The above examples illustrate how the program can help the user to predict the results of FCS experiments, to rationalize how relevant information can be extracted from experiments, and to understand how different parameters of either the system or the data acquisition could influence the output of the experiments.

For a correct interpretation of the experimental data, these analyses should be combined with an adequate selection of the model based on a strict statistical study that also considers the influence of noise in fluorescence fluctuation measurements and cell-to-cell variability. In recent years, the Bathe group (25,26,28) has developed a Bayesian inference procedure for testing multiple competing models to describe temporal ACFs. This procedure enables the systematic and objective evaluation of different models for FCS data, appropriately penalizing model complexity as the signal/noise ratio decreases.

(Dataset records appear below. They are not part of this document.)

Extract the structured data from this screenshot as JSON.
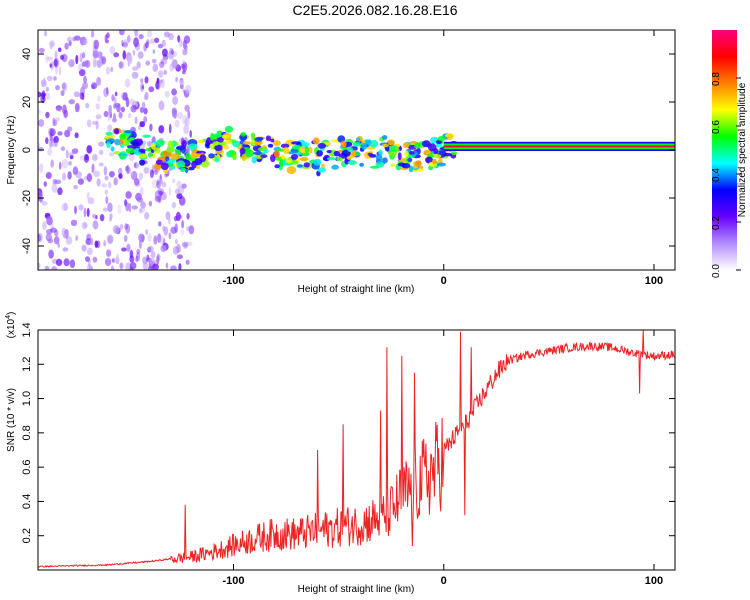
{
  "title": "C2E5.2026.082.16.28.E16",
  "chart_data": [
    {
      "type": "heatmap",
      "name": "spectrogram",
      "xlabel": "Height of straight line (km)",
      "ylabel": "Frequency (Hz)",
      "xlim": [
        -193,
        110
      ],
      "ylim": [
        -50,
        50
      ],
      "xticks": [
        -100,
        0,
        100
      ],
      "xtick_labels": [
        "-100",
        "0",
        "100"
      ],
      "yticks": [
        -40,
        -20,
        0,
        20,
        40
      ],
      "ytick_labels": [
        "-40",
        "-20",
        "0",
        "20",
        "40"
      ],
      "grid": false,
      "colorbar": {
        "label": "Normalized spectral amplitude",
        "range": [
          0,
          1
        ],
        "ticks": [
          0.0,
          0.2,
          0.4,
          0.6,
          0.8
        ],
        "tick_labels": [
          "0.0",
          "0.2",
          "0.4",
          "0.6",
          "0.8"
        ],
        "colors": [
          "#ffffff",
          "#b48cff",
          "#6600ff",
          "#0000ff",
          "#00ffff",
          "#00ff00",
          "#ffff00",
          "#ff8000",
          "#ff0000",
          "#ff0080"
        ]
      },
      "features": [
        {
          "description": "scattered noise",
          "x_range": [
            -193,
            -120
          ],
          "freq_range": [
            -50,
            50
          ],
          "amplitude": 0.2
        },
        {
          "description": "signal band",
          "x_range": [
            -160,
            5
          ],
          "freq_center": 0,
          "freq_halfwidth": 6,
          "amplitude": 0.6
        },
        {
          "description": "steady tone",
          "x_range": [
            0,
            110
          ],
          "freq_center": 1.5,
          "freq_halfwidth": 1.2,
          "amplitude": 0.95
        }
      ]
    },
    {
      "type": "line",
      "name": "snr",
      "xlabel": "Height of straight line (km)",
      "ylabel": "SNR (10 * v/v)",
      "yscale_label": "(x10",
      "yscale_exp": "4",
      "xlim": [
        -193,
        110
      ],
      "ylim": [
        0,
        1.4
      ],
      "xticks": [
        -100,
        0,
        100
      ],
      "xtick_labels": [
        "-100",
        "0",
        "100"
      ],
      "yticks": [
        0.2,
        0.4,
        0.6,
        0.8,
        1.0,
        1.2,
        1.4
      ],
      "ytick_labels": [
        "0.2",
        "0.4",
        "0.6",
        "0.8",
        "1.0",
        "1.2",
        "1.4"
      ],
      "grid": false,
      "color": "#ee2222",
      "x": [
        -193,
        -160,
        -150,
        -140,
        -120,
        -110,
        -100,
        -90,
        -80,
        -70,
        -60,
        -50,
        -40,
        -35,
        -30,
        -25,
        -20,
        -15,
        -10,
        -5,
        0,
        5,
        10,
        15,
        20,
        25,
        30,
        40,
        50,
        60,
        70,
        80,
        90,
        100,
        110
      ],
      "y": [
        0.02,
        0.03,
        0.04,
        0.05,
        0.08,
        0.11,
        0.15,
        0.19,
        0.22,
        0.22,
        0.24,
        0.26,
        0.28,
        0.3,
        0.32,
        0.36,
        0.45,
        0.5,
        0.55,
        0.6,
        0.7,
        0.78,
        0.85,
        0.95,
        1.05,
        1.15,
        1.22,
        1.26,
        1.28,
        1.3,
        1.31,
        1.3,
        1.27,
        1.25,
        1.26
      ],
      "peaks": [
        {
          "x": -123,
          "y": 0.38
        },
        {
          "x": -60,
          "y": 0.7
        },
        {
          "x": -48,
          "y": 0.85
        },
        {
          "x": -30,
          "y": 0.93
        },
        {
          "x": -27,
          "y": 1.3
        },
        {
          "x": -20,
          "y": 1.25
        },
        {
          "x": -14,
          "y": 1.15
        },
        {
          "x": 8,
          "y": 1.39
        },
        {
          "x": 13,
          "y": 1.3
        },
        {
          "x": 95,
          "y": 1.4
        }
      ],
      "dips": [
        {
          "x": -15,
          "y": 0.14
        },
        {
          "x": 10,
          "y": 0.32
        },
        {
          "x": 93,
          "y": 1.03
        }
      ]
    }
  ]
}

This group also proposed a statistical blocking procedure (25) that can be easily applied to experimental data to properly estimate the correlated noise present in ACF curves. This step is essential for an unbiased model selection and parameter estimation.

Conclusion

In this work, we have presented, to our knowledge, a new simulation platform based on MCell that allows one to simulate advanced fluorescence microscopy experiments. Because of the easy-to-program options provided by MCell, the MCell-FERNET platform could also be adapted to include a wide variety of photochemical and photophysical processes such as photobleaching and/or photoswitching reactions (12,29), binding to uniform or asymmetrically organized targets (Movie S1), and complex interactions among molecules. We believe that this program could be extremely useful for predicting and understanding the output of fluorescence microscopy experiments.

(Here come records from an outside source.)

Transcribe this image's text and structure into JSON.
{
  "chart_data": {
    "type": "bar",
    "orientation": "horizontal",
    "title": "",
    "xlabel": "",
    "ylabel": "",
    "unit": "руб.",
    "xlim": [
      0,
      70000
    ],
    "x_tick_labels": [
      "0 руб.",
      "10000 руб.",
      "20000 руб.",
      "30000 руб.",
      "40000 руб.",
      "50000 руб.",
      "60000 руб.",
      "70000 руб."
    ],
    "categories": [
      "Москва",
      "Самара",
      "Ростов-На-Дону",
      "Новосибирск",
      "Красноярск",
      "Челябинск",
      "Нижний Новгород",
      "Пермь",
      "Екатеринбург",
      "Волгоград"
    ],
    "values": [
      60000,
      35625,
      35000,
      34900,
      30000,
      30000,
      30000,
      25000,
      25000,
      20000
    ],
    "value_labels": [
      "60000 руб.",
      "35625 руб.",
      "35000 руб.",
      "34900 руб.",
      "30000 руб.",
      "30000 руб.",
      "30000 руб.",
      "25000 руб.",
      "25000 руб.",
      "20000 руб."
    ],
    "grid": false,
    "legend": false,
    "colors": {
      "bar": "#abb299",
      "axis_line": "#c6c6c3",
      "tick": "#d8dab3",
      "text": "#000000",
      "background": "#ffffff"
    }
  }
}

FERNET and the customized version of MCell can be downloaded from our website (http://www.dc.uba.ar/FERNET).

Author Contributions

E.M., N.P., and V.L. designed research. J.A. and E.M. programmed the custom version of MCell and FERNET. J.A., V.L., and E.M. performed the simulations and data analysis. J.A., E.M., N.P., and V.L. wrote the manuscript.

Supporting Material

Movie S1. Simulating confocal imaging

MCell-Blender was programmed to simulate a complex geometrical model in which green fluorescent molecules are covalently bound to a filamentous structure (e.g., a microtubule), and red fluorescent molecules diffuse freely on the simulated space and can attach to the filamentous structure and diffuse over it (e.g., microtubule-associated proteins). FERNET was set to perform the raster-scan image acquisition in dual-channel mode to simulate images acquired for this scenario in a confocal microscope.